Das herstellerseitig empfohlene Vorgehen sieht vor, das Abutmentfragment zentral mit einem runden Bohrer oder Diamanten (Ø 1,2–1,4 mm) anzukörnen. Anschließend erfolgt die Bohrung mit einem speziellen Kernlochbohrer (Ø 1,8 mm, Tiefe circa 3 mm) bei 1800 U/min und unter Kühlung. Ein passender Extraktionsstift wird eingeschraubt und das Schraubenfragment mithilfe eines Ausdrehers entfernt. Für verbliebene Gewindehülsen stehen spezielle Ausdrehinstrumente zur Verfügung; in schwierigeren Fällen kann zusätzlich ein Spiralbohrer (1,4 mm) zum Einsatz kommen. Der finale Schritt besteht in der Nachbearbeitung des Innengewindes mit einem Gewindeschneider (M1,8). Zur Minimierung des Friktionswiderstands kann die Verwendung eines Gleitmittels (zum Beispiel Vaseline) hilfreich sein. Ein verkantungsfreies Arbeiten ist essenziell, um Instrumentenbruch und Implantatverlust zu vermeiden. Die radiologische Darstellung des Bruchs sowie die Situation nach Entfernung der Komponenten sind in den Abbildungen 3 und 4 dokumentiert.

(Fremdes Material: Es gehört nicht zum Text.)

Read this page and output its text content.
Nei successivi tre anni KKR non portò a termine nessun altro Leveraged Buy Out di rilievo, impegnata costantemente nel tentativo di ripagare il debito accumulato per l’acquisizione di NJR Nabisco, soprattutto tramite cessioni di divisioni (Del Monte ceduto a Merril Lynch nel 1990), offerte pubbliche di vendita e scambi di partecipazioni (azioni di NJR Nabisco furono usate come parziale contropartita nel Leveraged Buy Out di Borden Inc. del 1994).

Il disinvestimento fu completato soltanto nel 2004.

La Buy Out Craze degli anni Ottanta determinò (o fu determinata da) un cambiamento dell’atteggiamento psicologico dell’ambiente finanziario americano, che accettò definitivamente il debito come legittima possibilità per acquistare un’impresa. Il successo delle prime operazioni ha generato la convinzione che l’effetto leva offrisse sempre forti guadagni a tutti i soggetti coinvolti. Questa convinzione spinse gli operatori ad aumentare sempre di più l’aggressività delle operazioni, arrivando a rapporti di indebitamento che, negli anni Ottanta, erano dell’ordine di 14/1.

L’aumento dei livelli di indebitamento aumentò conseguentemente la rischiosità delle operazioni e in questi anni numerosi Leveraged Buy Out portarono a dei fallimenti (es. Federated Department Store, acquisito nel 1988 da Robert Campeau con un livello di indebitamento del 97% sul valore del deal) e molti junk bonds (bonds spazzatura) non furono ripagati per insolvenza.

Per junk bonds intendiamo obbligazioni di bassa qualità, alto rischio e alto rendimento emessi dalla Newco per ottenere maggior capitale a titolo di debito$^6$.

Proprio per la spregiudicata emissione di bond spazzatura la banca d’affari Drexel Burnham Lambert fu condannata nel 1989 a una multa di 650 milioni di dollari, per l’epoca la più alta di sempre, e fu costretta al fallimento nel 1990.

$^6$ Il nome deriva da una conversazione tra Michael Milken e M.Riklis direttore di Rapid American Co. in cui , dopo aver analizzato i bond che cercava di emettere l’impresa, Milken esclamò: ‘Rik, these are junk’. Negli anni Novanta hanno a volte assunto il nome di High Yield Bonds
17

Lösen verzogener Schraubenköpfe im Abutment
Fall 3
In diesem Fall kam es durch die Verwendung nicht originaler Komponenten zur Befestigung eines Langzeitprovisoriums zu einer Abnutzung des Konnektors im Schraubenkopf. Beim Versuch, das Provisorium im Rahmen der definitiven Abformung zu entfernen, ließ sich das Abutment nicht mehr lösen (Abbildung 5). Nach Abnahme des Kunststoffteils wurde zunächst versucht, eine Rille zur Aufnahme eines schlitzförmigen Schraubendrehers mithilfe eines kleinen Rundbohrers (zum Beispiel EKR-Bohrer) zu fräsen (Abbildung 5). Aufgrund der verbliebenen Grate war jedoch keine effektive Kraftübertragung möglich. Schließlich erfolgte eine zirkuläre Entgratung des Schraubenkopfs mit einem diamantierten Ultraschallinstrument gegen den Uhrzeigersinn. In der Folge ließ sich die Schraube durch kontinuierliche Linksdrehung erfolgreich aus dem Implantat entfernen (Abbildung 6).

Fall 4
Hier kam es zum Verlust einer verschraubten Brückenkonstruktion auf einem neueren Implantatsystem (Abbildung 7). Vermutlich lag eine Kombination aus Überbelastung, unzureichender Passung, inadäquater Vorspannung oder der Verwendung nicht definitiver (zum Beispiel laborseitiger) Schrauben vor, die schließlich zum Bruch der Abutmentschrauben führte.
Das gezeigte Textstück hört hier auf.